# 6x3x3 enclosure?



## Dirkthejerk41 (May 7, 2013)

Hi, Would you be able to house two tegus in the minimum recommend 6x3x3 or would it need to be much larger? I don't know if it makes a whole lot of a difference if theres another tegu in there. They would both be allowed much free roaming time.


----------



## TeguBuzz (May 7, 2013)

It will not work. A 6x3x3 is the bare minimum for one adult tegu, it cannot house two tegus and I would strongly recommend building two separate enclosures.


----------



## Dirkthejerk41 (May 7, 2013)

Okay, also this is not very relevant to this post but regarding temperatures, it looks like on the cool side i have about 75-80, and about 85-90 on the hot side with a basking spot of 115-125, does that sound alright?


----------



## Scott_k (May 7, 2013)

The temps sound fine, as far as for the 2 tegus living together I would go at least 12x6x3.


----------



## Dirkthejerk41 (May 7, 2013)

wow, lol no way I could get ahold of that


----------



## mike97 (May 9, 2013)

or build a 6x3x6 and split it?


----------



## Dirkthejerk41 (May 9, 2013)

I just don't really have the room for that. Probably won't get another tegu then, unless I get a big enclosure.


----------



## mike97 (May 11, 2013)

i would say a 10x5 should be ok for a pair. and i meand stack two 6x3's on top of each other


----------



## laurarfl (May 11, 2013)

These are Colombians, correct?


----------



## Dirkthejerk41 (May 11, 2013)

I was actually wanting to get a red tegu to live with my colombian.


----------



## Deac77 (May 11, 2013)

oh no dont do that!


----------



## Dirkthejerk41 (May 11, 2013)

why not? If they are the same size what's the problem?


----------



## KritterKeeper (May 11, 2013)

Well they wont always be the same size and more often than not it ends badly when people try to combine large reps other than for breeding purposes(and sometimes that ends badly too). Plus i believe ive read that columbians tend to be less tolerant of 'roommates'. If you cant properly house them both separately then please dont get the 2nd one.


----------



## Dirkthejerk41 (May 11, 2013)

I've read of tons of people doing it. But i hear ya. I have the enclosure ready but my colombian is only 18" now so im still gonna keep him in the 4x2x2 for now.


----------



## laurarfl (May 14, 2013)

The two species have slightly different husbandry. Since the T teguixin is more equatorial, they stay consistent with temps and a 12hr light cycle. They also are not tolerant of cooler temps. If you have a S. rufescens and he slows in the winter, you are not going to want to keep him at warm temps. And at current size, my red is massive compared to my Colombians. He could never fit into a 6x3.


----------



## Dirkthejerk41 (May 24, 2013)

Would ya'll say a female argentine tegu could fit in a 6x3??


----------



## Tannaros (May 24, 2013)

Dirkthejerk41 said:


> Would ya'll say a female argentine tegu could fit in a 6x3??


 

It depends on the individual to be honest. My tegu is abnormally small in general, and she could fit into a 6x3 cage without problem. I've also seen tegus that would heartily chortle at such an insigificant enclosure. As a general note - at the very least it will last you a good while before you'd need to consider upgrading to a larger area, assuming you get your tegu as a hatchling or just young.


----------



## Dirkthejerk41 (May 24, 2013)

what if i gave it hours of free roam time and the enclosure was essentially for basking and sleeping, would that suffice?


----------



## Tannaros (May 24, 2013)

Dirkthejerk41 said:


> what if i gave it hours of free roam time and the enclosure was essentially for basking and sleeping, would that suffice?


 

It really depends on your tegu. You want a sleeping/rehydrating/basking/eating chamber to be comfortable. Essentially you need to ensure that your tegu could fully turn around without too much of an issue, and provides a good range of temperatures for them to choose from.
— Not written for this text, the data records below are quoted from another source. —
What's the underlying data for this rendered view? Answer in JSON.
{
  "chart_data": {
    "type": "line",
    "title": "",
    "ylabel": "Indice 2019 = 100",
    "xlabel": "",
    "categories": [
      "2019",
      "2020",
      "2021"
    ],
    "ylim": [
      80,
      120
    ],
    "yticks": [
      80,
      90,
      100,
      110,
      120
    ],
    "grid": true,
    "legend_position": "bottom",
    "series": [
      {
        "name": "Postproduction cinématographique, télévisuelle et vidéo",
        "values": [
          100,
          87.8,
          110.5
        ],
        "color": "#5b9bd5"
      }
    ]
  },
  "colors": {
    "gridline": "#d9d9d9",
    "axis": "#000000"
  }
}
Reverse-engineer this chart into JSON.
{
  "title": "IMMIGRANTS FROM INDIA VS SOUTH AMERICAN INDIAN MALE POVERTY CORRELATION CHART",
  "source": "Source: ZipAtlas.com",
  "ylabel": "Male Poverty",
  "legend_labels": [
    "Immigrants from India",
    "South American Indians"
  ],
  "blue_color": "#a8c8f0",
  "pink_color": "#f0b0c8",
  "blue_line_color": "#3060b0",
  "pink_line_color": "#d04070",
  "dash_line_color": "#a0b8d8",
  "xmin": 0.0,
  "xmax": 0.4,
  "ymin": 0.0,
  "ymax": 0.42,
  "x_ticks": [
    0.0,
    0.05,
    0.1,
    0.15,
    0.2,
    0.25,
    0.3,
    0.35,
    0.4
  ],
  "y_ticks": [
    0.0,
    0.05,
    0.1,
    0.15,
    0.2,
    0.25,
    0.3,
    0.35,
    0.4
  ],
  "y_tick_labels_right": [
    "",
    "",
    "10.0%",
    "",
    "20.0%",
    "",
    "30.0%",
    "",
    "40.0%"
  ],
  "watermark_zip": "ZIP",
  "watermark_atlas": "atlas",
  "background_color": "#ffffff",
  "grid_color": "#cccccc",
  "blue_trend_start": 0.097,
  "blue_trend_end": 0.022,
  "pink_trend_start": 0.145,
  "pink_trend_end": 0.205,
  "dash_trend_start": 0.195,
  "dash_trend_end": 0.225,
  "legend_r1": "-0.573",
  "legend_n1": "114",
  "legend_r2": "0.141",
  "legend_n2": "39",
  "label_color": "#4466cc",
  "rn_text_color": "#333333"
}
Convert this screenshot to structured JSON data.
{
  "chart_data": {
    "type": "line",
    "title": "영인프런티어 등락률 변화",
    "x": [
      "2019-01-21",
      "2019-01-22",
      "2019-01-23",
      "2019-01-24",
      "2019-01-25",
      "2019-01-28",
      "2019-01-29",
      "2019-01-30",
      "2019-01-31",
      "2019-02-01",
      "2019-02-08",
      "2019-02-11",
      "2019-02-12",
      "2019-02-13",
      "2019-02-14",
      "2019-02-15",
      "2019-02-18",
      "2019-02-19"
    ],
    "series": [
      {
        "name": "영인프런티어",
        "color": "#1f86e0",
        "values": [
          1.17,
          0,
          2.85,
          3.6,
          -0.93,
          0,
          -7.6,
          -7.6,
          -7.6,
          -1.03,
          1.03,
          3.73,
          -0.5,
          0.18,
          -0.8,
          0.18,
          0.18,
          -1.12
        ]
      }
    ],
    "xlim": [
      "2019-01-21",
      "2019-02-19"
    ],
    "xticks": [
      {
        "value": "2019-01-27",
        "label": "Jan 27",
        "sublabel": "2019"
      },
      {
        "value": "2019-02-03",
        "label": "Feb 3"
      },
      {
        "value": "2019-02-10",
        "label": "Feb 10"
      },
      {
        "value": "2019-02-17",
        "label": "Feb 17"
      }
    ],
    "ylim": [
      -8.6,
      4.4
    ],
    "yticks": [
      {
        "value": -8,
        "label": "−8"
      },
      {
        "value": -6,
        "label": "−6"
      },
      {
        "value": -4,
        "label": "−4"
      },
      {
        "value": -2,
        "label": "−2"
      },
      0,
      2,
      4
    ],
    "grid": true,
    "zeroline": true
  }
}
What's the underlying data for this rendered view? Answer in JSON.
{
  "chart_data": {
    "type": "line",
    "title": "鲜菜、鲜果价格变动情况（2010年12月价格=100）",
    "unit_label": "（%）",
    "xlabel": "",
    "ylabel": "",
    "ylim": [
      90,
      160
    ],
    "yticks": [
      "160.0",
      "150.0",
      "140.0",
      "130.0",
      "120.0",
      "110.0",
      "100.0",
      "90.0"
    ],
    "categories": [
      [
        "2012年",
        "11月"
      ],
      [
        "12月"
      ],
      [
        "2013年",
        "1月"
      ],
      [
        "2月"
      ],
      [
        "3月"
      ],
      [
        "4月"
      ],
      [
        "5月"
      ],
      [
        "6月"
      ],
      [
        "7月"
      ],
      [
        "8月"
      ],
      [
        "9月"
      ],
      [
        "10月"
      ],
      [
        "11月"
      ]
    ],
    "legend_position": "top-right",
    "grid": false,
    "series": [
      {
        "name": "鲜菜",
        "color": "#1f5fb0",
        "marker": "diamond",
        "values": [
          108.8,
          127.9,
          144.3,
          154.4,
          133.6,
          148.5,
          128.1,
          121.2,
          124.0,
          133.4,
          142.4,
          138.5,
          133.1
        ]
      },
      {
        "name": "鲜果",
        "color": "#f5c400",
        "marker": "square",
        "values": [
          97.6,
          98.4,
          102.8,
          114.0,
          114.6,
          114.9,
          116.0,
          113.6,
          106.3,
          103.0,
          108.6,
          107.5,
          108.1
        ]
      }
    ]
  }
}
One thing you can do to make the cage work better is install sturdy shelves into the sides. This could serve a few purposes. Assuming your cage isn't limited on height (4-5' would be ideal) you could create multiple levels within the cage itself. This increases usable surface area for your tegu, in addition to allowing plenty of heat gradients and alternative basking spots.

I would caution you situate the cage decor in such a way that anything harder than the tegu is further from the shelves. Simply to reduce the chance of a fall and an injury. Tegus are very sturdy animals as a whole, and I've seen a number do interesting leaps with no overt damage to themselves.


----------



## Dirkthejerk41 (May 25, 2013)

Okay then I will definitely consider that, thank you!


----------